Saturday, September 12, 2009

Riverland Conservancy

The last day of vacation is always a bit melancholy. You want to cram in the last bit of fun, all the things you haven't done so far, but there just isn't time. You know you have to pack everything up and get it all in the car again as early as possible tomorrow morning. It's trite, perhaps, to talk about saving the best for last, but I certainly enjoyed today because we got to do some real birding in some terrific prairie regions.
The Wisconsin Birding Trail has five listings for Sauk County, and we covered three of them through the week. Today we went to the Riverland Conservancy - Merrimac Preserve. Alliant Energy, the power company, operates several restoration areas, and this one is just south of Devil's Lake State Park. The Merrimac Preserve encompasses more than 1,800 acres of forest, prairie, savanna, wetlands and streams in south-central Wisconsin, and provides a wildlife corridor between the Baraboo Bluffs and the Wisconsin River.
Although we found this place through the Birding Trail, the restored prairie simply blew me away. The grass and flowers we taller than we were! Just imagine what it was like for the first settlers, who must have felt buried in grass. I've never seen purple grass before, but several varieties stretched as to the horizon with short or tall purple/reddish grasses. We followed the bio-diversity trail through prairie, wetlands, and oak savanna regions, enthralled with both the plants and animals we found. I'm sure we spent much longer to complete the trail than the planners had in mind!
I kept seeing the prairie as an inverted forest. When forest birds want to hide, they fly up to the canopy where the dense leaves protect them from flying predators. In the prairie, the birds and other animals dive down into the densest grass and flowers, where the crowded stems protect them. Although a hawk or owl can hear or see a mouse on the ground, the vegetation is so thick the bird couldn't possibly capture the mouse once it was in the tall grass, could it? I noticed the same thing about the miles of corn growing in Wisconsin. Mice could hide forever in those forests of standing cornstalks. No hawk could fly into them.
Although the official Wisconsin State Bird is the American Robin, I would recommend changing that to the Turkey Vulture, which certainly seemed the most common bird we saw this week! The Birding Trail book says that Sedge Wren and Lark Sparrows are rare at the Merrimac Preserve. We saw a lot of LBJ's (Little Brown Job's), many of which were sparrows and wrens, but darned if I could see them long enough to decide what kind! All the birds seemed to be in a hurry, and enamored of the thickest branches. One resembled a Meadow Lark, but had a thick beak. Ah! I remember seeing that one before - the Dickcissel! The field guide confirms that the bib is missing in fall. Cedar Waxwings and Gold Finches were easier to locate and identify. Upon investigation, the wren was probably a House Wren. A few fall warblers of generic color and markings joined the anonymous flocks.
Then a raptor flashed by! It turned and displayed a red tail - Red Tailed Hawk we said. But as it turned, it seemed small for a Red Tail, and the face looked white with malar stripes. Could it be a falcon??? I tracked it to a distant tree and got this shot, but the details are unclear. The field guide says neither Peregrines nor Prairie Falcons live in Wisconsin. Sigh... It was probably a Red Tailed Hawk after all. Anyone else have a good guess on little evidence?
A dragonfly couple danced a duet around the wetlands, then flew away.
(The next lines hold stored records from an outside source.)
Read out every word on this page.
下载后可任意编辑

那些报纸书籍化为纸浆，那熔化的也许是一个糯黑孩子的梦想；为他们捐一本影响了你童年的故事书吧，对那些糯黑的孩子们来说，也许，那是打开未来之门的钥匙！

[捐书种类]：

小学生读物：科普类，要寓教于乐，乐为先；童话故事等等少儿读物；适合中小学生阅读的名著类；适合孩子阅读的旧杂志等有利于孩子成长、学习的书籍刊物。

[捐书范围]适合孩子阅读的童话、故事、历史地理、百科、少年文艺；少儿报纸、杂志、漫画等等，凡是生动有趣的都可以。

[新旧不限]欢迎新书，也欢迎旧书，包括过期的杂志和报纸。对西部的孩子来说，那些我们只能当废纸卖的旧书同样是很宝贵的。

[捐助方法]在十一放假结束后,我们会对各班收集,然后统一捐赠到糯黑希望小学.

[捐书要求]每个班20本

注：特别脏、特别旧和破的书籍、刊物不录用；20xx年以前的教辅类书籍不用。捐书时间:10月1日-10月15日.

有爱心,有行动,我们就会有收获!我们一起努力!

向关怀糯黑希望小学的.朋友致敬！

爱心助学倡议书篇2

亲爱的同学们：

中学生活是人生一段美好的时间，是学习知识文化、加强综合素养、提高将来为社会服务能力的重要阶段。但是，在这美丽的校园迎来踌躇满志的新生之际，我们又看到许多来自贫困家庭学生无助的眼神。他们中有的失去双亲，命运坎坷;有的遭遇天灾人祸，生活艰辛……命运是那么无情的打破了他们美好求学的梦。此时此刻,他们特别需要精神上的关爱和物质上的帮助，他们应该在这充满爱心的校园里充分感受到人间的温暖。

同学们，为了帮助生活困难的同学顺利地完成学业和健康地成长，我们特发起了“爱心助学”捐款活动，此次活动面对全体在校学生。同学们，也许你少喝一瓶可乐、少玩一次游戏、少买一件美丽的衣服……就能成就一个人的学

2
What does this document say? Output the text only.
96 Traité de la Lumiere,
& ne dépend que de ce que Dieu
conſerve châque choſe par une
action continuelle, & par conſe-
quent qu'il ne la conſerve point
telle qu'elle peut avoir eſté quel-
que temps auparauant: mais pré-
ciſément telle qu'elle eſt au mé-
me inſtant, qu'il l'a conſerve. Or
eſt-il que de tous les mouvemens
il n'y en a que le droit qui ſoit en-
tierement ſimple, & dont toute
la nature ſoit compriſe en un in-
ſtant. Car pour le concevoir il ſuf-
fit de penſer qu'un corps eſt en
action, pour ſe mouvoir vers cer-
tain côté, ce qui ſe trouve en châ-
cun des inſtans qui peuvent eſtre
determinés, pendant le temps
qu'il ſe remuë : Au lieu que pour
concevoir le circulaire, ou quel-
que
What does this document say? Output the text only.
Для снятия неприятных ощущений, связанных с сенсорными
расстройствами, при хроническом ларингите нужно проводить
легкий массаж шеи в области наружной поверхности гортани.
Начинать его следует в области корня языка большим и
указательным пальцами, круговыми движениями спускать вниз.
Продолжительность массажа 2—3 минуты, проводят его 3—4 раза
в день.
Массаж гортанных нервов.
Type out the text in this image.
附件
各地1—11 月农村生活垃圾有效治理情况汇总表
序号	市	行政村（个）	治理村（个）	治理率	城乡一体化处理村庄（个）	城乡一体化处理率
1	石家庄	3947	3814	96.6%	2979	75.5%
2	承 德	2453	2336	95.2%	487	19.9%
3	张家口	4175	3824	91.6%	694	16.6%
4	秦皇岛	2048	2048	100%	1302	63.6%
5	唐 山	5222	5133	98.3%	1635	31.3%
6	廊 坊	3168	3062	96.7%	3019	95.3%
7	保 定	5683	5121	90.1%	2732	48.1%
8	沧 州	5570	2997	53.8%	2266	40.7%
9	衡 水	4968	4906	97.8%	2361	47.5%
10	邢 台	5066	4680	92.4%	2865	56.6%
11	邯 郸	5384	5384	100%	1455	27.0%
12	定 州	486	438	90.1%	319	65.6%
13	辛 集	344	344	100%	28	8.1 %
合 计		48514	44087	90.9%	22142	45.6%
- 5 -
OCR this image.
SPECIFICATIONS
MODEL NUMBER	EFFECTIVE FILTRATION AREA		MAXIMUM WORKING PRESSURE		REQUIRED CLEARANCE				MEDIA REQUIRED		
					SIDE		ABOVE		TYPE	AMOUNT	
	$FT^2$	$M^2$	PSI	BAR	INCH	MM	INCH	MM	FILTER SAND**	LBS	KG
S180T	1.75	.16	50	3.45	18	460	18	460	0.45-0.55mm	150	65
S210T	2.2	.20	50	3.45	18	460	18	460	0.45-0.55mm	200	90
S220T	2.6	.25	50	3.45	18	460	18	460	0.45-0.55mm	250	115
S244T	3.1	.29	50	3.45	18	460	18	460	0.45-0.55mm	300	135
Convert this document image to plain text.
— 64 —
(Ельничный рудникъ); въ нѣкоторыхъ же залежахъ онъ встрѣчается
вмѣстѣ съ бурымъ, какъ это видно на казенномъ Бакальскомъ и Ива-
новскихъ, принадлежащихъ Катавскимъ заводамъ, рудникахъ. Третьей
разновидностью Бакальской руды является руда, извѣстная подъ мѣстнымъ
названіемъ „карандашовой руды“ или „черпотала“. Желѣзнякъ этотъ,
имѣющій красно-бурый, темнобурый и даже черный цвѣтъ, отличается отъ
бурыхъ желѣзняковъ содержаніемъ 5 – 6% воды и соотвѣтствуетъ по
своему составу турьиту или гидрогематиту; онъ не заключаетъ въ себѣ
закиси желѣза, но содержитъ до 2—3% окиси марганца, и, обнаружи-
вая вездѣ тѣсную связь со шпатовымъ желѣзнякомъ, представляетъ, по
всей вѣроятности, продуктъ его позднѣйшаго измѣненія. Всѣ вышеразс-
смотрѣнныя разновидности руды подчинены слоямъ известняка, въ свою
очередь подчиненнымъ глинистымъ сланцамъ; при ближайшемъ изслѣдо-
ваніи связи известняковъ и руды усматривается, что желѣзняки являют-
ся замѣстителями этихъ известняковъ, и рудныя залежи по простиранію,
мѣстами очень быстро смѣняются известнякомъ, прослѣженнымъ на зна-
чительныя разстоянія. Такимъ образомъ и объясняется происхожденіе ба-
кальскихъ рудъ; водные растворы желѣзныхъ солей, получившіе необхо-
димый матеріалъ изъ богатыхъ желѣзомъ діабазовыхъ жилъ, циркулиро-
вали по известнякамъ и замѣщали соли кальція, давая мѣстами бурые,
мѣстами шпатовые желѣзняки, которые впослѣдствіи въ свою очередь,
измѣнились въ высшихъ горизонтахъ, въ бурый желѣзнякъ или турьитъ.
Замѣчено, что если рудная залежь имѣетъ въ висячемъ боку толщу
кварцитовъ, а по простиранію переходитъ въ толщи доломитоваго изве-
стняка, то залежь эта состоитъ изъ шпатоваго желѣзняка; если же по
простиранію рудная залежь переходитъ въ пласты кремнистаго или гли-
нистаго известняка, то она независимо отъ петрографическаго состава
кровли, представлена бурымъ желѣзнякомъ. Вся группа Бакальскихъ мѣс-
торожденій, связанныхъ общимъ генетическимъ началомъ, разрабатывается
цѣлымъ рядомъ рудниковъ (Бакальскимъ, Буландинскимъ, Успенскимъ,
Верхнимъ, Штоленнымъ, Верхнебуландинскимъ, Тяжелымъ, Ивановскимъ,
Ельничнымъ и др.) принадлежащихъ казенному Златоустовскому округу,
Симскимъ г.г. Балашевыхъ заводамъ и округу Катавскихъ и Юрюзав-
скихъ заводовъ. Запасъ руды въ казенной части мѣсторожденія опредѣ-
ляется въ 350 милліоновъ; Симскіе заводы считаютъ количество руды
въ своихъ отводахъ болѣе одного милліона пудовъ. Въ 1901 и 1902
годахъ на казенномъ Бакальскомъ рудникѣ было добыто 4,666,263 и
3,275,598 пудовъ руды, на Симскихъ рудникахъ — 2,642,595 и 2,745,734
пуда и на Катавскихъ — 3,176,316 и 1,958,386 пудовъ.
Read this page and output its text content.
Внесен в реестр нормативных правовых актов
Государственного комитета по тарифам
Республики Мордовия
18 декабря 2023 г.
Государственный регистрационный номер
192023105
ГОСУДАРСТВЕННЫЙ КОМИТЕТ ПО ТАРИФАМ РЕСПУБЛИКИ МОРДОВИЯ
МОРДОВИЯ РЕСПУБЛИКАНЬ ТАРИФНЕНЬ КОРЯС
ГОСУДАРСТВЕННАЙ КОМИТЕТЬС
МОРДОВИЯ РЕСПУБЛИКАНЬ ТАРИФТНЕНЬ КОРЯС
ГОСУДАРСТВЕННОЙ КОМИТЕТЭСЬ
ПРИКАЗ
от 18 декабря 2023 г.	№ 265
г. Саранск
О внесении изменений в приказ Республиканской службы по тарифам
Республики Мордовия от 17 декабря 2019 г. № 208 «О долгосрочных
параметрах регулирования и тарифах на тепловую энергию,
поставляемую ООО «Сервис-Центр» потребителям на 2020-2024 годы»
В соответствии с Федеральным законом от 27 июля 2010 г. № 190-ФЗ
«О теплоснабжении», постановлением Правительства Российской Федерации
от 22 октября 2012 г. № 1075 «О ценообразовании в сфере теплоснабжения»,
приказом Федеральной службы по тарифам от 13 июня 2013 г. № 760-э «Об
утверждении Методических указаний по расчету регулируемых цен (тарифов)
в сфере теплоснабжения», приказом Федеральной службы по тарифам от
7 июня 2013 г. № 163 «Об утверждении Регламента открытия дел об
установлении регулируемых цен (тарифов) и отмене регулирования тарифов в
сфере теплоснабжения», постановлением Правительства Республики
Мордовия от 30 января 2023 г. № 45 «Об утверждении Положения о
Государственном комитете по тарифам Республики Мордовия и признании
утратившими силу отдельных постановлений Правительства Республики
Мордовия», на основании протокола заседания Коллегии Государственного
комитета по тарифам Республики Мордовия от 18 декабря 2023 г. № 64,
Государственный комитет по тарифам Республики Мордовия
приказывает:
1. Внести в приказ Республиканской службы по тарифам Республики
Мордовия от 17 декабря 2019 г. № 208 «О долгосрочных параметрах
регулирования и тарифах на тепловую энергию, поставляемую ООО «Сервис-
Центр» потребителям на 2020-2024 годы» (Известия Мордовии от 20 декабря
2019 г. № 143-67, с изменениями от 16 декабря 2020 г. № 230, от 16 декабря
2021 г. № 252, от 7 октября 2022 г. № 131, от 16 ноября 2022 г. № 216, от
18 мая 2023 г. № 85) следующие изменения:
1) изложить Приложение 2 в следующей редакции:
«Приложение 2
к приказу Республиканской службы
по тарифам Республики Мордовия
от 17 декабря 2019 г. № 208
The wild grapes are just as ripe as those at the winery. I just hope some migrating bird doesn't get drunk on them!

We thought this might be a lupine, but now I don't think so. More investigation is required, but isn't it beautiful? Blue flowers are rare and special to me.

After our walk through the prairie we went back to Devil's Lake to eat lunch. The place was packed with picnickers and swimmers. We decided to get a double kayak and take a spin around the lake for a while. Our was not fiberglass, but inflatable, like a raft -- rather unusual, we thought. Let's just say that we got to see a 360 degree view of the lake as we paddled around, and the double paddles made sure we didn't overheat as they dripped all over us. We returned to shore to dry off, and found this marker on the sunny bench: "Life is a journey, not a destination." Somehow that seemed especially appropriate for our kayak adventure!

Our final adventure for the day was a horse drawn wagon ride through the Lost Canyon. This one wins hands down for being the deepest, narrowest canyon we saw this week. I never would have believed that a pair of Belgian horses could pull a wagon through these rocks! A doe paused to watch the parade go by. At one point, the left horse seemed stuck under the overhang. The driver said he simply had an itch he wanted to scratch on the rock. I did notice several streaks of blue paint on the walls where a wagon had come a leeetle too close! This was a family owned and operated business, and we were glad to see it, since so much of this area has gone the way of big corporations.

In the morning, we will try to pack everything back into the car, including all the rocks we have picked up. It all fit in a week ago, so it should go back now, right?

1 comment:

Kathiesbirds said...

Kathy, what a great trip! I would love to see that tall grass, but I don't think I would like to live in it! I need to see the sky too much. Love the shot over the horses' rumps! I think Hap was right that your little falcon was a kestrel.